The inspiring life of Jacki Robinson

What an inspiring life!!!

Jackie Robinson is a great American but sometimes a complicated man. Jackie Robinson was featured along with his sweeping documentary about his life that airs during Monday and Tuesday. This film shows echoes between Robinson’s life and events that happened in the present.

The story of Jackie Robinson is not just the story of a pioneering baseball player but it is also a story that states about race and America as well, as the complicated man at its center Ken Burns said. Robinson is the subject matter of Jackie Robinson which is a documentary film in celebration of the filmmaker life along with his daughter Sarah Burns and her husband David McMahon.

The life of Robinson paralleled and sometimes intersected with events in the life of the country. He was born in the Jim Crow South and is the son of sharecroppers and a grandson of a slave. He used to grow up in California, which is the state in which many people would try hard in order to live in this wonderful state.

He served in the military and fought towards discrimination. He played in New York during 1950s when it was still the capital of baseball as well.  Robinson was a Republican who attended the 1964 GOP convention but then supported Democrats as the political parties’ makeup changed.
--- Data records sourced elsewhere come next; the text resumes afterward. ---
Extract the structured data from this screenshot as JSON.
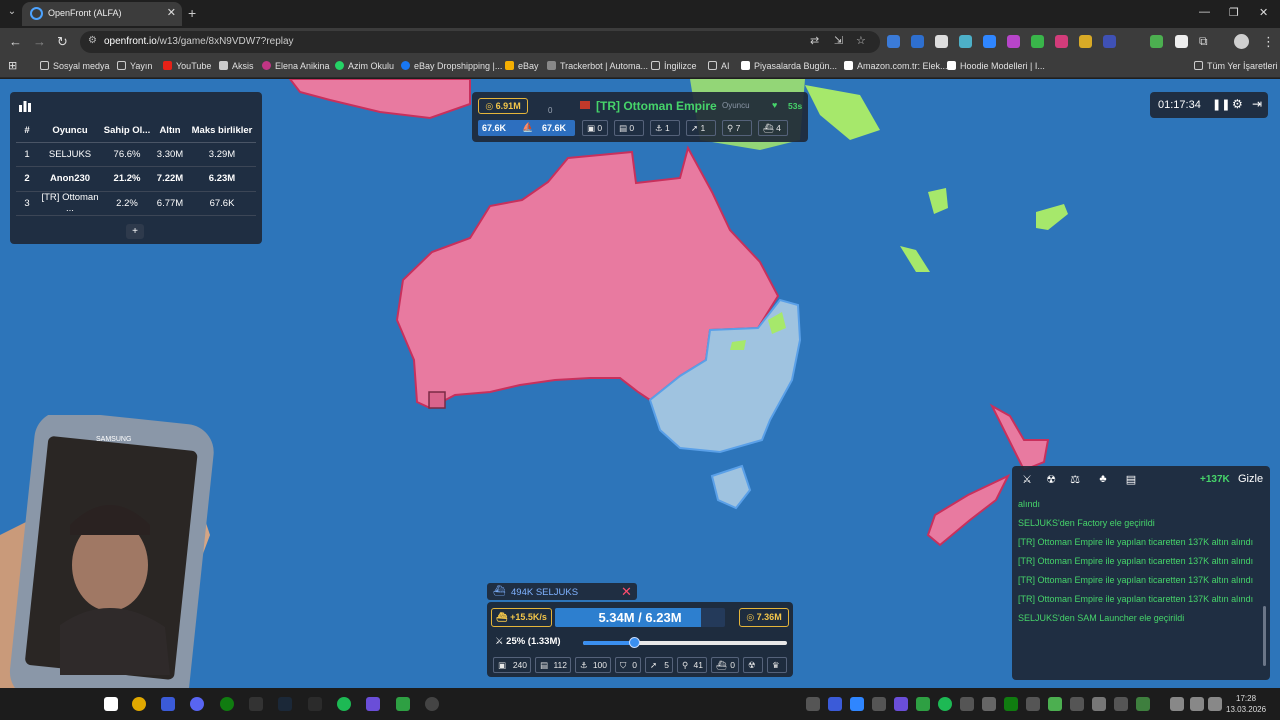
{
  "browser": {
    "tab_title": "OpenFront (ALFA)",
    "url_host": "openfront.io",
    "url_path": "/w13/game/8xN9VDW7?replay",
    "bookmarks": [
      "Sosyal medya",
      "Yayın",
      "YouTube",
      "Aksis",
      "Elena Anikina",
      "Azim Okulu",
      "eBay Dropshipping |...",
      "eBay",
      "Trackerbot | Automa...",
      "İngilizce",
      "AI",
      "Piyasalarda Bugün...",
      "Amazon.com.tr: Elek...",
      "Hoodie Modelleri | I..."
    ],
    "bookmarks_all": "Tüm Yer İşaretleri"
  },
  "leaderboard": {
    "headers": [
      "#",
      "Oyuncu",
      "Sahip Ol...",
      "Altın",
      "Maks birlikler"
    ],
    "rows": [
      {
        "rank": "1",
        "player": "SELJUKS",
        "owned": "76.6%",
        "gold": "3.30M",
        "max_troops": "3.29M"
      },
      {
        "rank": "2",
        "player": "Anon230",
        "owned": "21.2%",
        "gold": "7.22M",
        "max_troops": "6.23M"
      },
      {
        "rank": "3",
        "player": "[TR] Ottoman ...",
        "owned": "2.2%",
        "gold": "6.77M",
        "max_troops": "67.6K"
      }
    ],
    "more_label": "+"
  },
  "player_panel": {
    "gold": "6.91M",
    "alliance_count": "0",
    "name": "[TR] Ottoman Empire",
    "role": "Oyuncu",
    "timer": "53s",
    "troops": "67.6K",
    "max_troops": "67.6K",
    "stats": [
      "0",
      "0",
      "1",
      "1",
      "7",
      "4"
    ]
  },
  "game_timer": "01:17:34",
  "events": {
    "gold_gain": "+137K",
    "hide_label": "Gizle",
    "items": [
      "alındı",
      "SELJUKS'den Factory ele geçirildi",
      "[TR] Ottoman Empire ile yapılan ticaretten 137K altın alındı",
      "[TR] Ottoman Empire ile yapılan ticaretten 137K altın alındı",
      "[TR] Ottoman Empire ile yapılan ticaretten 137K altın alındı",
      "[TR] Ottoman Empire ile yapılan ticaretten 137K altın alındı",
      "SELJUKS'den SAM Launcher ele geçirildi"
    ]
  },
  "control_panel": {
    "unit_tag": "494K SELJUKS",
    "rate": "+15.5K/s",
    "troops": "5.34M / 6.23M",
    "troop_fraction": 0.857,
    "gold": "7.36M",
    "attack_ratio": "25% (1.33M)",
    "slider_fraction": 0.25,
    "buildings": [
      {
        "key": "1",
        "value": "240"
      },
      {
        "key": "2",
        "value": "112"
      },
      {
        "key": "3",
        "value": "100"
      },
      {
        "key": "4",
        "value": "0"
      },
      {
        "key": "5",
        "value": "5"
      },
      {
        "key": "6",
        "value": "41"
      },
      {
        "key": "7",
        "value": "0"
      },
      {
        "key": "8",
        "value": ""
      },
      {
        "key": "9",
        "value": ""
      }
    ]
  },
  "taskbar": {
    "time": "17:28",
    "date": "13.03.2026"
  },
  "colors": {
    "ocean": "#2d75ba",
    "enemy_territory": "#e87aa0",
    "own_territory": "#9fc3e0",
    "ally_territory": "#a6e86b",
    "accent_green": "#46d46a",
    "gold": "#f3c64a"
  }
}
He struggled with the social tumult of the 1960s which is a conflict poignantly reflected in his relationship with his son, who is a Vietnam War veteran who overcame a drug problem but only died in a car accident. Robinson had a rich and devoted marriage to his wife Rachel who is his partner and sounding board. There is a much bigger picture than the one you will find on a baseball card. In other words, Burns said this is a multi-generational portrait of an African-American family.
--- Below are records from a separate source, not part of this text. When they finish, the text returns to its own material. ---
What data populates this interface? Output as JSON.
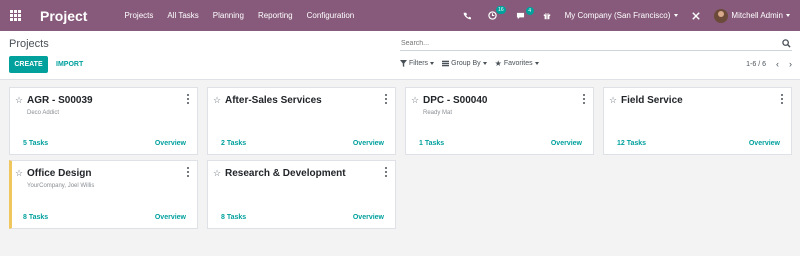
{
  "navbar": {
    "app_name": "Project",
    "menu": [
      "Projects",
      "All Tasks",
      "Planning",
      "Reporting",
      "Configuration"
    ],
    "activity_count": "16",
    "message_count": "4",
    "company": "My Company (San Francisco)",
    "user": "Mitchell Admin",
    "bg_color": "#875a7b"
  },
  "control": {
    "breadcrumb": "Projects",
    "create_label": "CREATE",
    "import_label": "IMPORT",
    "search_placeholder": "Search...",
    "filters_label": "Filters",
    "groupby_label": "Group By",
    "favorites_label": "Favorites",
    "pager": "1-6 / 6"
  },
  "cards": [
    {
      "title": "AGR - S00039",
      "subtitle": "Deco Addict",
      "tasks": "5 Tasks",
      "overview": "Overview"
    },
    {
      "title": "After-Sales Services",
      "subtitle": "",
      "tasks": "2 Tasks",
      "overview": "Overview"
    },
    {
      "title": "DPC - S00040",
      "subtitle": "Ready Mat",
      "tasks": "1 Tasks",
      "overview": "Overview"
    },
    {
      "title": "Field Service",
      "subtitle": "",
      "tasks": "12 Tasks",
      "overview": "Overview"
    },
    {
      "title": "Office Design",
      "subtitle": "YourCompany, Joel Willis",
      "tasks": "8 Tasks",
      "overview": "Overview"
    },
    {
      "title": "Research & Development",
      "subtitle": "",
      "tasks": "8 Tasks",
      "overview": "Overview"
    }
  ],
  "colors": {
    "accent": "#00a09d",
    "ribbon": "#f0c75e"
  }
}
He also said that in some ways, knowing the full complex picture of Jackie gives you a greater perspective on what’s going on today from Trayvon Martin and Ferguson to the presidency and even the rollback of some of the essential liberties given to African-Americans in the mid-’60s that now seem to be in jeopardy.

There are any number of stories in Jackie Robinson that echo events of our time and the image of Robinson entering the major leagues is of a man who kept his temper in check, engaging in the Christ-like gesture of turning the other cheek is an example. H was surely encouraged to do so by the Dodgers executive Branch Rickey who signed him, and Robinson did largely channel his aggression into his play.

Robinson was told to go to the back of a desegregated Army bus in one instance as an officer stationed at Fort Hood, Texas during World War II. . Robinson refused then the driver called the MPs and Robinson was taken into custody. Robinson was later booked on some trumped-up charges though most were eventually dismissed and court-martialed. He was acquitted but the event left its mark on him. He was sometimes unfavorably compared with Dodgers catcher Roy Campanella who is an easygoing sort praised by the press as much as the fiery Robinson was criticized being a black ballplayer.